Ligament injury is a common cause of ankle joint pain. Sprains are particularly common, in which the ligament is abruptly overstretched. Severe sprains can result in partial or complete ligament tears. Most often affecting the anterior and posterior talofibular ligaments on the outside of the joint, as when the foot is rolled outward at the ankle, sprains cause pain as well as tenderness, swelling, bruising, and difficulty in moving the joint.
Damage to structures such as a muscle tendon, can also result in pain felt at the ankle. One common injury site is the Achilles tendon, which crosses the back of the ankle joint and connects the gastrocnemius and soleus muscles of the calf to the heel bone. This tendon, which pulls upward on the heel when these muscles contract and plantarflexes the ankle joint, can be abruptly strained or torn by a forceful movement like jumping, sprinting forward, or changing direction suddenly. It can also be damaged over time by repetitive motions like running or jumping, resulting in Achilles tendinitis, a common source of ankle joint pain in runners and other athletes. Both types of injuries will result in inflammatory pain on the back of the ankle and tenderness, and in severe cases, bruising and an inability to put weight on the foot.
Ankle joint pain is also commonly a result of a stress fracture in the tibia or fibula, a hairline split in the bone that is incurred by repetitive impact movements like jumping and running. More common in the tibia, this type of injury is often seen just above the ankle on the medial malleolus, the rounded bony protrusion felt on the inner ankle. It is characterized by pain high on the inside of the ankle that may run up the shin and that increases upon placing weight on the foot.

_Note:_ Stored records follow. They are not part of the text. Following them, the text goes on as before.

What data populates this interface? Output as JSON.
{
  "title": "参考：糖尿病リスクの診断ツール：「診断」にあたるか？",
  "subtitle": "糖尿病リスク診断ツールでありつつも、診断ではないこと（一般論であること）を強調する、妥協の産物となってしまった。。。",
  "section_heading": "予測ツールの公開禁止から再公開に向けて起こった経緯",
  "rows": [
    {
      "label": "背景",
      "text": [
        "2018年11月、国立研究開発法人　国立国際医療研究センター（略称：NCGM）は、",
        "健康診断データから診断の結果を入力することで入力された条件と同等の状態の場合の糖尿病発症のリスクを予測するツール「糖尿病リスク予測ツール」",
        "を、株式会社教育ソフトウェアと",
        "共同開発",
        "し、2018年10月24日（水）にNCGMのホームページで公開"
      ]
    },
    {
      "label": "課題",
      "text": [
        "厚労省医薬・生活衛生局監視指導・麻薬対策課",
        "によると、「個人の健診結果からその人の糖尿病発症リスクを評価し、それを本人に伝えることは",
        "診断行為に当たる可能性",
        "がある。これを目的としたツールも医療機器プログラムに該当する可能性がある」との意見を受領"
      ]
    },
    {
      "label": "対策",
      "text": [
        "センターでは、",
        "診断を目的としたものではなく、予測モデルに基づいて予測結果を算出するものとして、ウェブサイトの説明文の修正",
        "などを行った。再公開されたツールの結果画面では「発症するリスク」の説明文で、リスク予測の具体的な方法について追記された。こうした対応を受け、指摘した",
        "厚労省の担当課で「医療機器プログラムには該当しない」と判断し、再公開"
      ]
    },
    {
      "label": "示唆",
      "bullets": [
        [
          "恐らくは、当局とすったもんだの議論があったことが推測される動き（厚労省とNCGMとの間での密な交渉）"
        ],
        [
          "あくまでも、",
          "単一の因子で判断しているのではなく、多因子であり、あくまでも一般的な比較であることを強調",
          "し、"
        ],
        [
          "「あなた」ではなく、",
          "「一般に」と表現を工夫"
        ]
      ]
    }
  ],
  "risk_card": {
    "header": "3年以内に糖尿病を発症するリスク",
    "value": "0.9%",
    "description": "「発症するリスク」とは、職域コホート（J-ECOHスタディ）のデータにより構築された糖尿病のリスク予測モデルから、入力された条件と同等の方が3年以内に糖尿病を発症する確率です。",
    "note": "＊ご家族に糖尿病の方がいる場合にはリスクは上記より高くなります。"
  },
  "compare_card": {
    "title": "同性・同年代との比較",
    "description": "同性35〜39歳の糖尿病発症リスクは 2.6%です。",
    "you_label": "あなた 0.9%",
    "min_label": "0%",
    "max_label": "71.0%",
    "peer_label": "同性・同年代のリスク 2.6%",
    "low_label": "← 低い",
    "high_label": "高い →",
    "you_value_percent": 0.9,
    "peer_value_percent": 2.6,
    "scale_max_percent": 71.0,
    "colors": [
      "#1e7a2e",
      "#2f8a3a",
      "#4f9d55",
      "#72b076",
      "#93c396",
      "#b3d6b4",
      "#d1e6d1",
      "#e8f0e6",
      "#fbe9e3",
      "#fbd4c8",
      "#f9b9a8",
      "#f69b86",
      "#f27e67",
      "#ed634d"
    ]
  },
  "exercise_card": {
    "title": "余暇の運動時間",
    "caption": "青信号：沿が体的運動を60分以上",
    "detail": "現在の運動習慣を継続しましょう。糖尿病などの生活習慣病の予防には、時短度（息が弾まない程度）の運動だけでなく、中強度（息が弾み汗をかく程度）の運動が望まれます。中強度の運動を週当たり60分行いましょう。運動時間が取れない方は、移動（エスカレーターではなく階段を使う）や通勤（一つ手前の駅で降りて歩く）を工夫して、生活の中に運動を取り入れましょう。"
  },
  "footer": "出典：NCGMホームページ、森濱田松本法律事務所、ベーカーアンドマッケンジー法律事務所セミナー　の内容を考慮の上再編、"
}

An additional source of ankle joint pain is not injury but disease, commonly osteoarthritis. Osteoarthritis tends to occur with age, although injury and obesity may hasten its symptoms, and involves degeneration of joint structures like the disks that cushion and absorb weight at the joint. This condition causes painful stiffness at the joint, particularly following periods of immobilization, which is often worse first thing in the morning. The pain may be accompanied by ankle swelling and difficulty in movement, although the pain tends to decrease once the joint loosens up.
Also known as the talocrural joint, the ankle joint is where the tibia and fibula bones of the shin meet the talus bone of the foot, which sits atop the calcaneus or heel bone. Most of the joint’s surface area is devoted to the articulation between the talus and the tibia, the larger bone of the shin that bears a large proportion of the body’s weight on the joint. A synovial hinge joint, the ankle joint can perform the movements of plantarflexion and dorsiflexion, or hinging the foot downward or upward, respectively. It is held together by several key ligaments, namely the deltoid ligament on the medial or inside surface of the joint between the tibia and talus, the anterior and posterior talofibular ligaments on the lateral or outside surface of the joint between the fibula and talus, and the calcaneofibular ligament on the posterior or rear surface of the joint between the fibula and heel bone.